Après avoir paqueté mes petits un peu maladroitement, je suis allée faire du kayak de mer pour la première fois. Sur place, j’ai réalisé que c’était des maudits kayaks tandems. Entourée de petits couples, j’ai remarqué avec soulagement un groupe de trois filles enjouées. On a passé le reste de la journée à regarder les baleines sur les rochers, car on n’en avait pas eu assez. Pendant quelques heures, j’ai même arrêté de me dire que t’aurais aimé ça être là, j’ai préféré garder toute la joie du moment pour moi.
J’ai poursuivi ma route pour un petit souper en tête-à-tête avec moi-même à 16 h dans le café que j’avais spotté la veille à Tadoussac. Le Café Bohème, celui avec les parasols turquoise. Bin oui, je me suis laissée séduire par le nom pis le turquoise. Pis oui j’ai soupé à 16 h parce que c’était à ce moment‑là que j’avais faim.
Encore une fois, les couples, les familles et les meilleures amies peuplaient le resto. J’avoue que je me suis sentie lonely un peu, mais mon Dieu, c’était la meilleure pizza au fromage, garnie de pommes et de pacanes que j’ai mangée de ma vie. J’ai savouré chaque bouchée en silence, en appréciant le fait que je n’avais pas besoin de chercher quoi dire, pis que je n’avais pas à me demander si l’autre personne était satisfaite de mon choix de resto.
Le soir venu, l’Auberge de jeunesse La Malbaie m’attendait. J’ai piqué quelques jasettes avec des gens bien sympathiques avant de dormir comme un bébé sous l’effet de la Pit Caribou de Percé, juste parce que j’étais un brin nostalgique.

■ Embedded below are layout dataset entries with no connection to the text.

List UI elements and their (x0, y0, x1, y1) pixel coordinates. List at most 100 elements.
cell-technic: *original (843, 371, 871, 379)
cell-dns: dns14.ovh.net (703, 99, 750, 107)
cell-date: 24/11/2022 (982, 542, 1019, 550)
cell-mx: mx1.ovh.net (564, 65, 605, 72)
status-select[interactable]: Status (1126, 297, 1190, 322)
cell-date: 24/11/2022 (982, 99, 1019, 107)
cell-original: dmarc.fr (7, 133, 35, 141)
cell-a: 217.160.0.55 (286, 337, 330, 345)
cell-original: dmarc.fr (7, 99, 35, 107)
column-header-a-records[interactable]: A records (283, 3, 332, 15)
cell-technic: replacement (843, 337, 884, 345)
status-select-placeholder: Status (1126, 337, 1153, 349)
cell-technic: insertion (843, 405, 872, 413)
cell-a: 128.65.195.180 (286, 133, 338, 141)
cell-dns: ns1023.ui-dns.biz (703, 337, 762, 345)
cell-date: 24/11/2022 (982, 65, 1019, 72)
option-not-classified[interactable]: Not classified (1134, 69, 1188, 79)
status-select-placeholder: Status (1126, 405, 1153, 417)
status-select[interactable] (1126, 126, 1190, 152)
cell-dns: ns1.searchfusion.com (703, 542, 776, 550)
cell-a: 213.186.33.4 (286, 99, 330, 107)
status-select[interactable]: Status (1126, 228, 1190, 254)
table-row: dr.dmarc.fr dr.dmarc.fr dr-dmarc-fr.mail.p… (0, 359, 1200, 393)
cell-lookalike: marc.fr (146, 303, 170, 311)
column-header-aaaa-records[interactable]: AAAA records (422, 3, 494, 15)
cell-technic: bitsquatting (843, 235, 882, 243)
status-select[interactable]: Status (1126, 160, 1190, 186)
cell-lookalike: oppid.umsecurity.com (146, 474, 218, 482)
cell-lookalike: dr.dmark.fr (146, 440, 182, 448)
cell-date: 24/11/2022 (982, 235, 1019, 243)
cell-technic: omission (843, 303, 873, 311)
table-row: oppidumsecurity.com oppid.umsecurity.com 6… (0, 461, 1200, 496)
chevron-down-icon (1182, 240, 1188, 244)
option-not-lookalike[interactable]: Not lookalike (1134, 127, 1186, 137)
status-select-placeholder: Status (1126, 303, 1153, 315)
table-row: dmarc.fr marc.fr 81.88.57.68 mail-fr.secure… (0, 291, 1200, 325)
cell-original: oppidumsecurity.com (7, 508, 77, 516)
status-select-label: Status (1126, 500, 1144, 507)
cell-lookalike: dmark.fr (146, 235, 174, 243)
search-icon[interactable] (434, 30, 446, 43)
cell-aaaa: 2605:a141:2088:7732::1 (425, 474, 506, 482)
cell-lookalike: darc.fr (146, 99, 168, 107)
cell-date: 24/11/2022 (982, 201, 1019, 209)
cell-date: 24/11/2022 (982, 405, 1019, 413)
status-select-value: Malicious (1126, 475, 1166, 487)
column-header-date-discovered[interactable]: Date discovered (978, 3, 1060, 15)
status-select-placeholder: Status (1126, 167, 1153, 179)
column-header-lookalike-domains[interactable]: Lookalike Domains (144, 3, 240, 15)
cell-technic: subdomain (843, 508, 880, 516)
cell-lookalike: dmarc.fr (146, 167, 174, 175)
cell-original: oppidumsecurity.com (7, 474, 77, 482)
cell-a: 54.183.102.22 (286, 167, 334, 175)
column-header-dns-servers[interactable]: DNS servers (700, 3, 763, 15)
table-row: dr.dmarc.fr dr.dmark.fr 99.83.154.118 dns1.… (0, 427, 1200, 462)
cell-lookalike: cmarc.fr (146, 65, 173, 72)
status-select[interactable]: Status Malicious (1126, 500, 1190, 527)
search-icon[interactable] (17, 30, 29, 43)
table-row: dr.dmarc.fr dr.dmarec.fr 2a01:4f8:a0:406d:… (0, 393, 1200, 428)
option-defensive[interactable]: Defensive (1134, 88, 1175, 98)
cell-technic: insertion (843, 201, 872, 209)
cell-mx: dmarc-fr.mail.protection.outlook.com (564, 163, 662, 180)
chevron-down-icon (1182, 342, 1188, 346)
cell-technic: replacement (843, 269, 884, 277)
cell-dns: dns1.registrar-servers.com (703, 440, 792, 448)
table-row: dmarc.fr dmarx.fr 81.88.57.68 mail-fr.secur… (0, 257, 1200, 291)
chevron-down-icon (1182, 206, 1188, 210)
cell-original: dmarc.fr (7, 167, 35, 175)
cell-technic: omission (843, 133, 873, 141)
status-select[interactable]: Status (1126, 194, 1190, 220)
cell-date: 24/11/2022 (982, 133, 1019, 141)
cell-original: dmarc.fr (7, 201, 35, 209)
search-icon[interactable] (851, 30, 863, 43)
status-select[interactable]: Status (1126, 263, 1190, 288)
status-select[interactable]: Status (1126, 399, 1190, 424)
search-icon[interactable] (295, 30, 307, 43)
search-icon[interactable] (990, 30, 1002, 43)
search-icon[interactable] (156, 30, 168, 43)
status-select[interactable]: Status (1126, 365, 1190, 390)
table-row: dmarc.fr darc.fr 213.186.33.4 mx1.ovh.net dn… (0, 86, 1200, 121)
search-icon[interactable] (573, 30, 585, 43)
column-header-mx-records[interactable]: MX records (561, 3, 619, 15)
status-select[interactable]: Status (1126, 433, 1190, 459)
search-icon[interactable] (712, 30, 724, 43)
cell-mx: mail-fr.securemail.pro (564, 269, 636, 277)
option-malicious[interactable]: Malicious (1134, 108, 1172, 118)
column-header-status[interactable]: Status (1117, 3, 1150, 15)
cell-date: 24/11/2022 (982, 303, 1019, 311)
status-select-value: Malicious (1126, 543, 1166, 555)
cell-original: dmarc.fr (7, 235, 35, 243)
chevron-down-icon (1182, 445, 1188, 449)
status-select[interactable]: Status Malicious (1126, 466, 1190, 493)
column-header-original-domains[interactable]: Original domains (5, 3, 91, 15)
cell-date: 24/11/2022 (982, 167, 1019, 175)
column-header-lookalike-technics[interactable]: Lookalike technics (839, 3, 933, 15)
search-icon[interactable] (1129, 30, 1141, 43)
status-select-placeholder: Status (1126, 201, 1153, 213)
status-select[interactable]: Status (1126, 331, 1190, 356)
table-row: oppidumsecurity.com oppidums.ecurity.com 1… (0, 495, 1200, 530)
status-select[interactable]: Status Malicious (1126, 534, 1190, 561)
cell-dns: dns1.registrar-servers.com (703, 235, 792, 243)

À mon réveil, les trapèzes douloureux par le kayak, je suis partie vers l’arrière-pays pour faire une randonnée au majestueux sentier de l’Acropole des draveurs. Je l’avais déjà fait, mais pas toute seule. Un beau challenge physique et mental que j’ai fait en portant tout le poids de mon sac à dos et en avançant à mon rythme avec seulement ma petite voix pour m’encourager.
Pis finalement, je vous ai écrit quelques lignes du bar de l’Auberge, car ce soir-là y’avait juste des couples ou des groupes d’amis trop tissés serrés autour, pis une fille qui racontait comment son fuckboy est un salaud à sa chum qui hochait de la tête en faisant semblant de l’écouter. Pis je me disais, que j’étais contente de ne pas avoir de gars contre qui pester et qu’en écrivant pour les crépus, je ne me sentais pas seule du tout.
Sur le chemin du retour, j’ai ressorti mes vieux cd du cégep que j’ai écouté sur repeat en me cassant la voix et en m’arrêtant à chaque fois que je trouvais le paysage assez beau pour être exploré.
Au terme de ma petite épopée, je sais qu’il est maintenant fini le temps où j’hésitais à faire ce qui me plaisait parce que je n’étais pas accompagnée. Et que maintenant que j’ai goûté au bonheur d’être seule, plus jamais je ne vais m’alourdir d’une relation qui ne me satisfait pas autant que d’être libre.